Jak, Suzanne

Bias in the measurement of child attributes in educational research: Measurement bias in multilevel data

jak-s

Suzanne Jak
Department of Pedagogical & Educational Sciences, FMG, University of Amsterdam

Project: Project financed by University of Amsterdam

Project running from: 1 January 2009 – 1 January 2014

Supervisor: dr F.J. Oort (University of Amsterdam)

Summary:
Background
The measurement of child attributes brings about problems because informants (e.g., the children themselves, their parents, their teachers, etc.) may have different frames of reference when answering test or questionnaire items. Such different frames of reference may result in measurement bias, so that observed differences and changes in test scores do not reflect true differences and changes in child attributes. Measurement bias thus complicates all research into child attributes (e.g., evaluation of intervention effects, sex differences, cultural differences, relationships with explanatory variables).

Objectives
We will extend existing structural equation modelling (SEM) procedures for the detection
of measurement bias with procedures for bias detection in multilevel data, continuous and discrete.
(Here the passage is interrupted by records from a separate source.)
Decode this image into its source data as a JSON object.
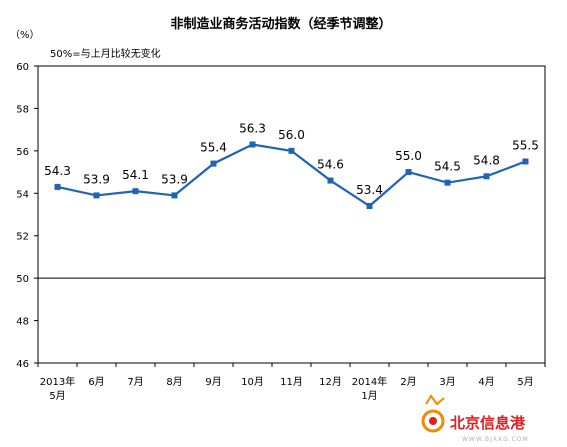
{
  "chart_data": {
    "type": "line",
    "title": "非制造业商务活动指数（经季节调整）",
    "unit": "（%）",
    "note": "50%=与上月比较无变化",
    "categories": [
      "2013年\n5月",
      "6月",
      "7月",
      "8月",
      "9月",
      "10月",
      "11月",
      "12月",
      "2014年\n1月",
      "2月",
      "3月",
      "4月",
      "5月"
    ],
    "series": [
      {
        "values": [
          54.3,
          53.9,
          54.1,
          53.9,
          55.4,
          56.3,
          56.0,
          54.6,
          53.4,
          55.0,
          54.5,
          54.8,
          55.5
        ]
      }
    ],
    "data_labels": [
      "54.3",
      "53.9",
      "54.1",
      "53.9",
      "55.4",
      "56.3",
      "56.0",
      "54.6",
      "53.4",
      "55.0",
      "54.5",
      "54.8",
      "55.5"
    ],
    "ylim": [
      46,
      60
    ],
    "yticks": [
      46,
      48,
      50,
      52,
      54,
      56,
      58,
      60
    ],
    "reference_line": 50,
    "grid": false,
    "legend": "none",
    "line_color": "#1f63b8"
  },
  "watermark": {
    "text": "北京信息港",
    "sub": "WWW.BJXXG.COM",
    "color": "#e02020"
  }
}
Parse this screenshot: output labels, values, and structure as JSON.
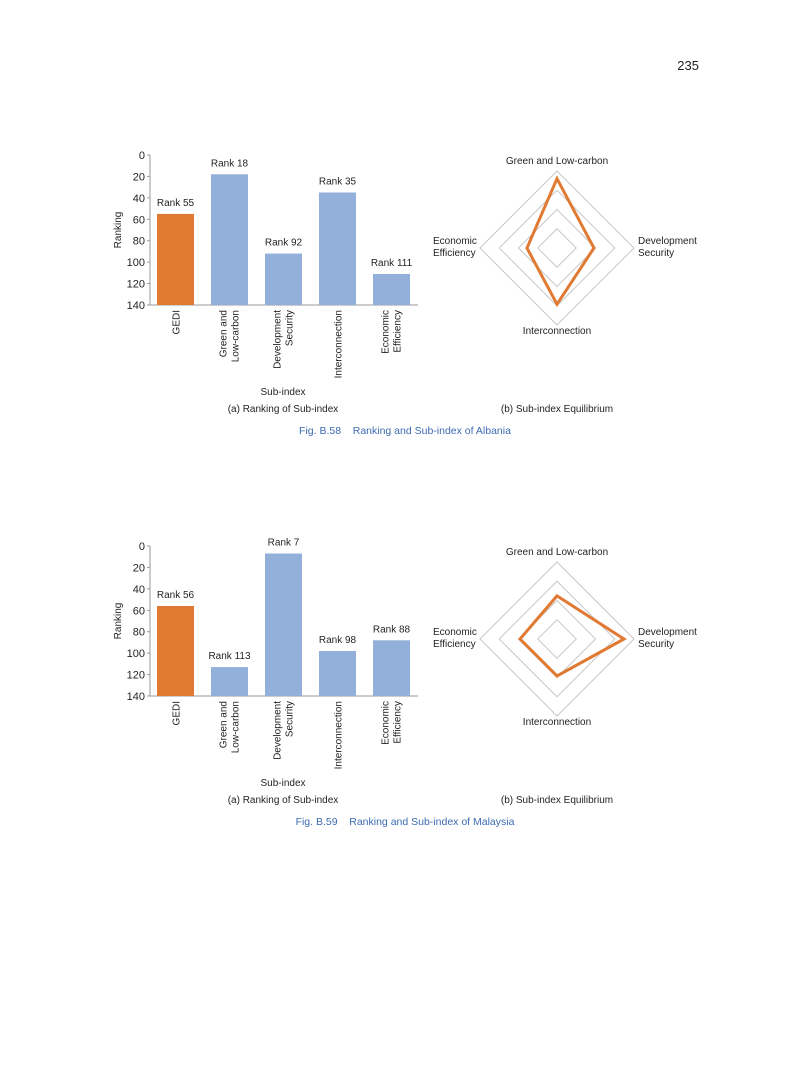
{
  "page_number": "235",
  "colors": {
    "page_number": "#c58a2e",
    "caption": "#3d6bb3",
    "gedi_bar": "#e07a33",
    "subindex_bar": "#92b0d9",
    "radar_line": "#e07a33",
    "radar_grid": "#c8c8c8"
  },
  "chart_data": [
    {
      "type": "bar",
      "title": "(a) Ranking of Sub-index",
      "xlabel": "Sub-index",
      "ylabel": "Ranking",
      "ylim": [
        0,
        140
      ],
      "y_inverted": true,
      "yticks": [
        "0",
        "20",
        "40",
        "60",
        "80",
        "100",
        "120",
        "140"
      ],
      "categories": [
        [
          "GEDI"
        ],
        [
          "Green and",
          "Low-carbon"
        ],
        [
          "Development",
          "Security"
        ],
        [
          "Interconnection"
        ],
        [
          "Economic",
          "Efficiency"
        ]
      ],
      "values": [
        55,
        18,
        92,
        35,
        111
      ],
      "data_labels": [
        "Rank 55",
        "Rank 18",
        "Rank 92",
        "Rank 35",
        "Rank 111"
      ],
      "radar": {
        "type": "radar",
        "title": "(b) Sub-index Equilibrium",
        "axes": [
          [
            "Green and Low-carbon"
          ],
          [
            "Development",
            "Security"
          ],
          [
            "Interconnection"
          ],
          [
            "Economic",
            "Efficiency"
          ]
        ],
        "values": [
          0.9,
          0.48,
          0.73,
          0.39
        ],
        "range": [
          0,
          1
        ]
      },
      "figure_caption": "Fig. B.58    Ranking and Sub-index of Albania"
    },
    {
      "type": "bar",
      "title": "(a) Ranking of Sub-index",
      "xlabel": "Sub-index",
      "ylabel": "Ranking",
      "ylim": [
        0,
        140
      ],
      "y_inverted": true,
      "yticks": [
        "0",
        "20",
        "40",
        "60",
        "80",
        "100",
        "120",
        "140"
      ],
      "categories": [
        [
          "GEDI"
        ],
        [
          "Green and",
          "Low-carbon"
        ],
        [
          "Development",
          "Security"
        ],
        [
          "Interconnection"
        ],
        [
          "Economic",
          "Efficiency"
        ]
      ],
      "values": [
        56,
        113,
        7,
        98,
        88
      ],
      "data_labels": [
        "Rank 56",
        "Rank 113",
        "Rank 7",
        "Rank 98",
        "Rank 88"
      ],
      "radar": {
        "type": "radar",
        "title": "(b) Sub-index Equilibrium",
        "axes": [
          [
            "Green and Low-carbon"
          ],
          [
            "Development",
            "Security"
          ],
          [
            "Interconnection"
          ],
          [
            "Economic",
            "Efficiency"
          ]
        ],
        "values": [
          0.56,
          0.87,
          0.48,
          0.48
        ],
        "range": [
          0,
          1
        ]
      },
      "figure_caption": "Fig. B.59    Ranking and Sub-index of Malaysia"
    }
  ]
}
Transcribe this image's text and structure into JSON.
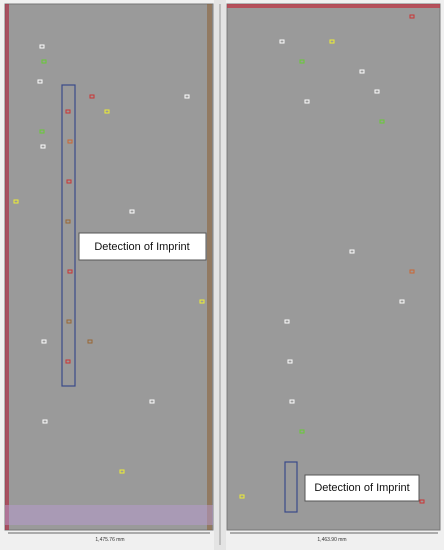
{
  "panels": [
    {
      "label": "Detection of Imprint",
      "scale": "1,475.76 mm"
    },
    {
      "label": "Detection of Imprint",
      "scale": "1,463.90 mm"
    }
  ]
}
We will investigate the feasibility of these new procedures, by applying them in secondary analyses of educational data, investigating the impact of measurement bias on the results of testing substantive hypotheses in educational research, and investigating different ways to account for apparent measurement bias.

Method
We will first investigate measurement bias in existing data sets of our department by means of secondary analyses. When we find measurement bias, we will account for this bias, and investigate whether the test results of the original hypotheses are different from the test results that are obtained when measurement bias is accounted for. Dependent on our findings, we may modify the SEM procedures, and further investigate the latent variable modelling procedures with simulated data, e.g., to investigate power, effect size indices, and the impact of measurement bias. This approach will be used with various sets of multilevel data, and various sets of discrete data.

Relevance
We will obtain additional knowledge of:
(1) the psychometric properties of several measurement instruments that are commonly applied in educational research,
(2) the extent of measurement bias in educational research,
(3) the impact of possible measurement bias on substantive conclusions,
(4) the robustness of educational research to possible measurement bias. Moreover, the research project is psychometrically relevant because it extends and further develops procedures for testing measurement bias in multilevel data, continuous and discrete. Methods to detect measurement bias and to account for measurement bias will result in stronger substantive conclusions.

Date of defence:  27 September 2013

Title of thesis:  Cluster bias: Testing measurement invariance in multilevel data. S. Jak (2013, September 27). Universiteit van Amsterdam (112 pag.). Supervisor(s): prof.dr. F.J. Oort & prof.dr. C.V. Dolan.